In the late fifties, after the racing disaster at Le Mans in 1955, the Commission Sportive Internationale was moved to implement new rules to make sports car racing safer. Ferrari forecasted there would be a reduction in sports car capacity as a result, which lead them to design on a racing gem powered by a 3-liter, V-12 engine.
The first prototype to roll out of the production line was a four-cylinder 500 TR. Because its cam covers were painted a fire red color, they dubbed it the Testa Rossa, meaning the “red head.” The new name stuck when final production of the V-12 was finished.
There were a total of twenty-one 250 Testarossas that were built, including all its prototypes, as well as the 330 TRI/LM. The 714TR, Ferrari’s fourth Testa Rossa, was sold to racecar driver Piero Drogo, who was living in Modena.
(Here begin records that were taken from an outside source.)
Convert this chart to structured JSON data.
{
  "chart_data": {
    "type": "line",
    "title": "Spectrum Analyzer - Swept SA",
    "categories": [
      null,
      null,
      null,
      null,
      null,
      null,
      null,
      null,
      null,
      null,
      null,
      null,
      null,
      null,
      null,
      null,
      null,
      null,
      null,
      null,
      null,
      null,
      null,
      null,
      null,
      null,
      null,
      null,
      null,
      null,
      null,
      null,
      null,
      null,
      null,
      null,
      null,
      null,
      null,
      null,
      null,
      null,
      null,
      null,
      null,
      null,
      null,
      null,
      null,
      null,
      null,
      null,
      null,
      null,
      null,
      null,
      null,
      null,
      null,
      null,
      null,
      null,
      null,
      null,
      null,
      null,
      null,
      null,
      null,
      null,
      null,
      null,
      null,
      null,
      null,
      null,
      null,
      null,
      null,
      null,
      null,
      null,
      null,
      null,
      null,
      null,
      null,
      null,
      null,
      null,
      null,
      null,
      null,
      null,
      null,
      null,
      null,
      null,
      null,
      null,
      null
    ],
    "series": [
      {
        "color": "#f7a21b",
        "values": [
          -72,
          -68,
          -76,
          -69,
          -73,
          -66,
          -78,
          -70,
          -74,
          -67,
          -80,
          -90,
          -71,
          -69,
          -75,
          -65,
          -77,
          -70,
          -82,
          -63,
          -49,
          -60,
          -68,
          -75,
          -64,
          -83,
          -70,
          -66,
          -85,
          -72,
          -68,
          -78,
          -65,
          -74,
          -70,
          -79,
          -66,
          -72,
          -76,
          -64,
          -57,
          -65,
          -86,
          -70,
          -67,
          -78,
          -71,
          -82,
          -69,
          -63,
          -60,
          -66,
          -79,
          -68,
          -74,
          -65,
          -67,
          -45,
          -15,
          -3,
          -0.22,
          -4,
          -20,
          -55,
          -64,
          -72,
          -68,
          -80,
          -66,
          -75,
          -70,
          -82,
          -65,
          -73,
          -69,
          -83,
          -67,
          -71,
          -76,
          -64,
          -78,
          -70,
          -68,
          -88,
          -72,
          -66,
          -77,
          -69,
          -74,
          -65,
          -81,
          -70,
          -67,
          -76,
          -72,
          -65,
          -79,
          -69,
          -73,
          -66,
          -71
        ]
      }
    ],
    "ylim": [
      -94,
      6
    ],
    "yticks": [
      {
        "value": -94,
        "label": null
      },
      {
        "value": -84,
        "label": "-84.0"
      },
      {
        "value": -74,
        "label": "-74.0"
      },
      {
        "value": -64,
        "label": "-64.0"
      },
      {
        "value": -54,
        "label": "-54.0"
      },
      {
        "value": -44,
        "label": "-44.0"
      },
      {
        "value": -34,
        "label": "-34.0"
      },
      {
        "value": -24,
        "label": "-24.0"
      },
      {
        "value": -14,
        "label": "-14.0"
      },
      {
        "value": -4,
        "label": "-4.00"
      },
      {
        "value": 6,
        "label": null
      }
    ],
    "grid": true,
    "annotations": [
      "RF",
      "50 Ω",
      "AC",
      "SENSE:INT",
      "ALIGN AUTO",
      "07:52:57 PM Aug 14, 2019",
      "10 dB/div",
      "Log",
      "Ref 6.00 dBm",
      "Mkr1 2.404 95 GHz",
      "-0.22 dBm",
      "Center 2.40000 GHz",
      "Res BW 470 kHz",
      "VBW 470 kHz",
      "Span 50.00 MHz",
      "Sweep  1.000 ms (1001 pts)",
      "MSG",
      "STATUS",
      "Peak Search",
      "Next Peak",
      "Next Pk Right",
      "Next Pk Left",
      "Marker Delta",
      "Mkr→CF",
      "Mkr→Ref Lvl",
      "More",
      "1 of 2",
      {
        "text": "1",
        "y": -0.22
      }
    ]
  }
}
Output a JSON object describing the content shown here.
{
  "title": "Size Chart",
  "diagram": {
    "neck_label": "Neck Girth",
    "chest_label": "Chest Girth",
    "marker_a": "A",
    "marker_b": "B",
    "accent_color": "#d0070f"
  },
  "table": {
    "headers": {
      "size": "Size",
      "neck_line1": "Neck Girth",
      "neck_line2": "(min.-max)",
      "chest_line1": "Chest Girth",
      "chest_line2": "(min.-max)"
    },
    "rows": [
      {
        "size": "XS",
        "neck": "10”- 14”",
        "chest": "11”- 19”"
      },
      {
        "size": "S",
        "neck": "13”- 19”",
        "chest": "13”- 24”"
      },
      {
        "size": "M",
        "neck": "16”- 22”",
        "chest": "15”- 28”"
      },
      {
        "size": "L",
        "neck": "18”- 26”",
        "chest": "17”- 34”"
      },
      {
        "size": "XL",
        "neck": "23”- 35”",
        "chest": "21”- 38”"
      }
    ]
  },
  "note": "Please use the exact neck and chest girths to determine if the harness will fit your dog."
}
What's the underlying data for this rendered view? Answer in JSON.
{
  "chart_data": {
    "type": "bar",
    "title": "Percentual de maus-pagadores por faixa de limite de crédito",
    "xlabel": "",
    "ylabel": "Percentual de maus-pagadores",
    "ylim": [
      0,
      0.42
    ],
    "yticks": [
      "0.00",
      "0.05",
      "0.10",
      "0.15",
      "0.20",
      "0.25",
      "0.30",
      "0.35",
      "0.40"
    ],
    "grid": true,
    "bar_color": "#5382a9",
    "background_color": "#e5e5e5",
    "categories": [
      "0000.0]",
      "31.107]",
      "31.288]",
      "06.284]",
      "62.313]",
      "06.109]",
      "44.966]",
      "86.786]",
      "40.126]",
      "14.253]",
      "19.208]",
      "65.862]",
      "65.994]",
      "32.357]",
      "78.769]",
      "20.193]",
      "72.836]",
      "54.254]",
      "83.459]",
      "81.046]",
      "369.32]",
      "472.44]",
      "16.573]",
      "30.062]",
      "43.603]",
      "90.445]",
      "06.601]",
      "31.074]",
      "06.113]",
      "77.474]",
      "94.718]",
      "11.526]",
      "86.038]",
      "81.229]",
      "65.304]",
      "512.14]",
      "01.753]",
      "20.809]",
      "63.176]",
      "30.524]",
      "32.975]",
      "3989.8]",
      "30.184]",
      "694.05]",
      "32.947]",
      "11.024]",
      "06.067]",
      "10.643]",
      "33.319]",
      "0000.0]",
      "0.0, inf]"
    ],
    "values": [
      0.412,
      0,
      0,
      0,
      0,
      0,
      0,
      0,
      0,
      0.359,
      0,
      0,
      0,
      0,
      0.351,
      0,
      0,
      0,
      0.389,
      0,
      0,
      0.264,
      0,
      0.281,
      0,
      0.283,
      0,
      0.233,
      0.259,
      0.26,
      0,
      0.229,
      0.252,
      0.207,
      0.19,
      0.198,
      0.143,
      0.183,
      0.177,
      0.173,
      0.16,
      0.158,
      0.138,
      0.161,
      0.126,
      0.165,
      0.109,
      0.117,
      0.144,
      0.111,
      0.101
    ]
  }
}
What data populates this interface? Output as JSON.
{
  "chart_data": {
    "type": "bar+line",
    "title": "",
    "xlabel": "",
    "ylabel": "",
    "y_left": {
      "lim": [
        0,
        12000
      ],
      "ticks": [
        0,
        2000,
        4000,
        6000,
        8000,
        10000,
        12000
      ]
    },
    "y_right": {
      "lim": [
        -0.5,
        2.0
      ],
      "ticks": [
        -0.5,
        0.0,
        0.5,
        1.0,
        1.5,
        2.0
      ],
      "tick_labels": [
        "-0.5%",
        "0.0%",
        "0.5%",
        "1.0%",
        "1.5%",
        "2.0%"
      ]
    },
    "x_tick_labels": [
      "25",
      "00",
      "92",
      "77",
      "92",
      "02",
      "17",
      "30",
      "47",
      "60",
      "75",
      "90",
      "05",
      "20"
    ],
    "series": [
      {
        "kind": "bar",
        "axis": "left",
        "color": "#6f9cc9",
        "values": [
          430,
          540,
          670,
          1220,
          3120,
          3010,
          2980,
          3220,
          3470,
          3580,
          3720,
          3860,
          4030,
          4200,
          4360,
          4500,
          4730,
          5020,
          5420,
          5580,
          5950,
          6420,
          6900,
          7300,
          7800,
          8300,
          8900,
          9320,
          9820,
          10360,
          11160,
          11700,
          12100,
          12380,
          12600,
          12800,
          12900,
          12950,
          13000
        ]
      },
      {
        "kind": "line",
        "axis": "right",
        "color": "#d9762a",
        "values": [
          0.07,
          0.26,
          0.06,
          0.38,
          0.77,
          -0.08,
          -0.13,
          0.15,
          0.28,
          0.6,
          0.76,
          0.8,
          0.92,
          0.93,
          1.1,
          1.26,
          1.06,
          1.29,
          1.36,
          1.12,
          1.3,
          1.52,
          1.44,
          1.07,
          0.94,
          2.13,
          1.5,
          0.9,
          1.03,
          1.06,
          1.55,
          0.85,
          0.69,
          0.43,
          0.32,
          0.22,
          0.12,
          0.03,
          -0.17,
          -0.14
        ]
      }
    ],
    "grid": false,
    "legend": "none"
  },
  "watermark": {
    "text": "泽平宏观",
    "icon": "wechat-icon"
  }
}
His family eventually migrated to Venezuela, where Piero took his new prized car to task and raced it extensively.
Drogo shipped it overseas, where he successfully competed in some minor European events. The Texas racer, Alan Connell, bought the 1957 Ferrari 250 Testa Rossa through Luigi Chinetti in 1958. Connell also raced it extensively in the SCCA National events. It then changed several hands and was raced extensively when Connell sold it back to Chinetti.
In the early sixties, the original engine was removed and replaced by the a unit from the 0770 TR. Burnett raced it several more times before it exchanged into the hands of Robert Dusek in 1970. He restored it with most of its original specifications, including reinstalling the initial 0714 engine. The majority of original 250 TRs have been decommissioned as prized classics, acquired by sophisticated and wealthy collectors and out-of-reach to the general public.